Road Site Assistance

Early drivers were often able to perform minor repairs on their own, but as cars became more and more complex, it became more difficult to successfully perform them. Some early local car clubs tried to support their members by encouraging them to help each other. A group of members who will help other members are reserved, and in some cases, cash is also reserved for renting trailers when needed. In the UK, RAC (the former partner of the Royal Automobile Club) and the Automobile Association (AA) (founded in 1905) provide on-site maintenance services for their members, towed to the local garage or nearby driver’s house (usually limited to 20 miles), And in some cases, provide on-trip services, such as renting a car. [1] Germany’s Allgemeiner Deutscher Automobil-Club began to provide similar services in 1927. In the Netherlands, the Wegenwacht (road watch) of the Royal Dutch Travel Club (ANWB) only started operating in 1946 because of the intervention of the Second World War.

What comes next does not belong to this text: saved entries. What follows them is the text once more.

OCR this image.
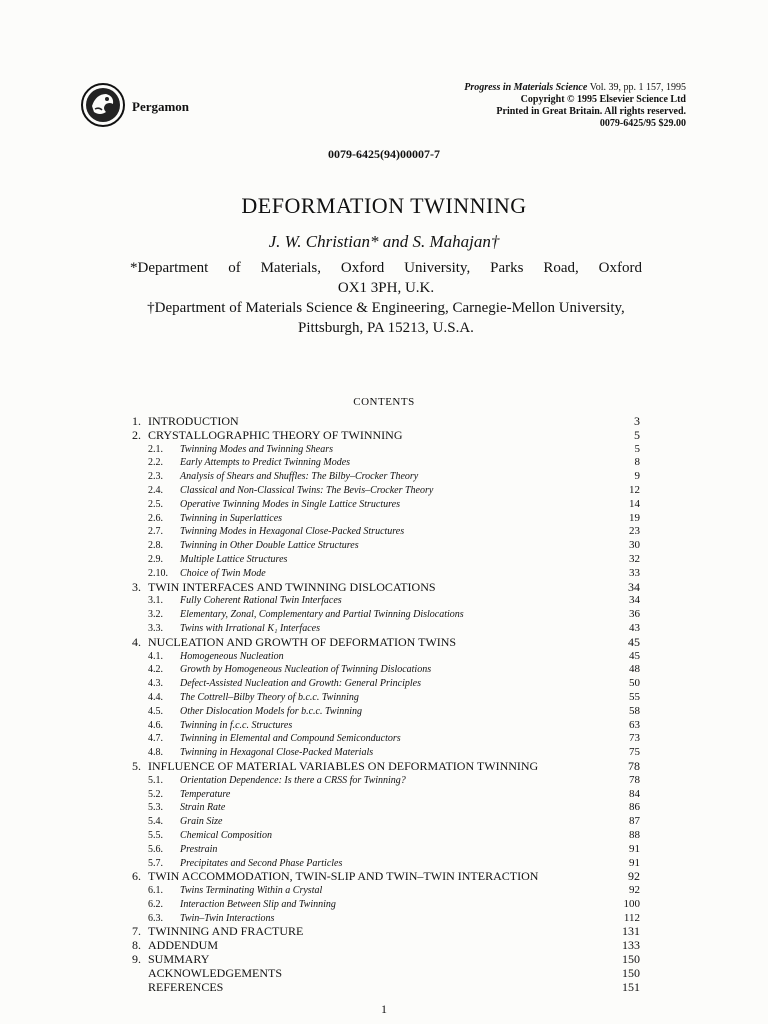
Pergamon
Progress in Materials Science Vol. 39, pp. 1 157, 1995
Copyright © 1995 Elsevier Science Ltd
Printed in Great Britain. All rights reserved.
0079-6425/95 $29.00
0079-6425(94)00007-7
DEFORMATION TWINNING
J. W. Christian* and S. Mahajan†
*Department of Materials, Oxford University, Parks Road, Oxford
OX1 3PH, U.K.
†Department of Materials Science & Engineering, Carnegie-Mellon University,
Pittsburgh, PA 15213, U.S.A.
CONTENTS
1. INTRODUCTION	3
2. CRYSTALLOGRAPHIC THEORY OF TWINNING	5
2.1. Twinning Modes and Twinning Shears	5
2.2. Early Attempts to Predict Twinning Modes	8
2.3. Analysis of Shears and Shuffles: The Bilby–Crocker Theory	9
2.4. Classical and Non-Classical Twins: The Bevis–Crocker Theory	12
2.5. Operative Twinning Modes in Single Lattice Structures	14
2.6. Twinning in Superlattices	19
2.7. Twinning Modes in Hexagonal Close-Packed Structures	23
2.8. Twinning in Other Double Lattice Structures	30
2.9. Multiple Lattice Structures	32
2.10. Choice of Twin Mode	33
3. TWIN INTERFACES AND TWINNING DISLOCATIONS	34
3.1. Fully Coherent Rational Twin Interfaces	34
3.2. Elementary, Zonal, Complementary and Partial Twinning Dislocations	36
3.3. Twins with Irrational K₁ Interfaces	43
4. NUCLEATION AND GROWTH OF DEFORMATION TWINS	45
4.1. Homogeneous Nucleation	45
4.2. Growth by Homogeneous Nucleation of Twinning Dislocations	48
4.3. Defect-Assisted Nucleation and Growth: General Principles	50
4.4. The Cottrell–Bilby Theory of b.c.c. Twinning	55
4.5. Other Dislocation Models for b.c.c. Twinning	58
4.6. Twinning in f.c.c. Structures	63
4.7. Twinning in Elemental and Compound Semiconductors	73
4.8. Twinning in Hexagonal Close-Packed Materials	75
5. INFLUENCE OF MATERIAL VARIABLES ON DEFORMATION TWINNING	78
5.1. Orientation Dependence: Is there a CRSS for Twinning?	78
5.2. Temperature	84
5.3. Strain Rate	86
5.4. Grain Size	87
5.5. Chemical Composition	88
5.6. Prestrain	91
5.7. Precipitates and Second Phase Particles	91
6. TWIN ACCOMMODATION, TWIN-SLIP AND TWIN–TWIN INTERACTION	92
6.1. Twins Terminating Within a Crystal	92
6.2. Interaction Between Slip and Twinning	100
6.3. Twin–Twin Interactions	112
7. TWINNING AND FRACTURE	131
8. ADDENDUM	133
9. SUMMARY	150
ACKNOWLEDGEMENTS	150
REFERENCES	151
1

In the United States, the American Automobile Association began its first roadside assistance service in April 1915, when five motorcyclists working for the St. Louis Automobile Club formed an “emergency team.” The organization drove through the streets of the city on Sunday, looking for stranded motorists, and provided members and non-members with small engine and tire repairs for free. They helped 24 motorists on the first Sunday and 171 motorists by the end of the first month. [2] Many of these associations are membership clubs and assist members by using fleets of vehicles to provide services. In the case of the British AA, these were traditionally installed on motorcycles before the introduction of trucks. When communication technology and availability made it feasible, some countries introduced a network of emergency phone booths placed at roadside intervals. In recent years, the widespread ownership of mobile phones has largely replaced the need for emergency telephone networks. Mobile technology has led to the development of free applications (apps).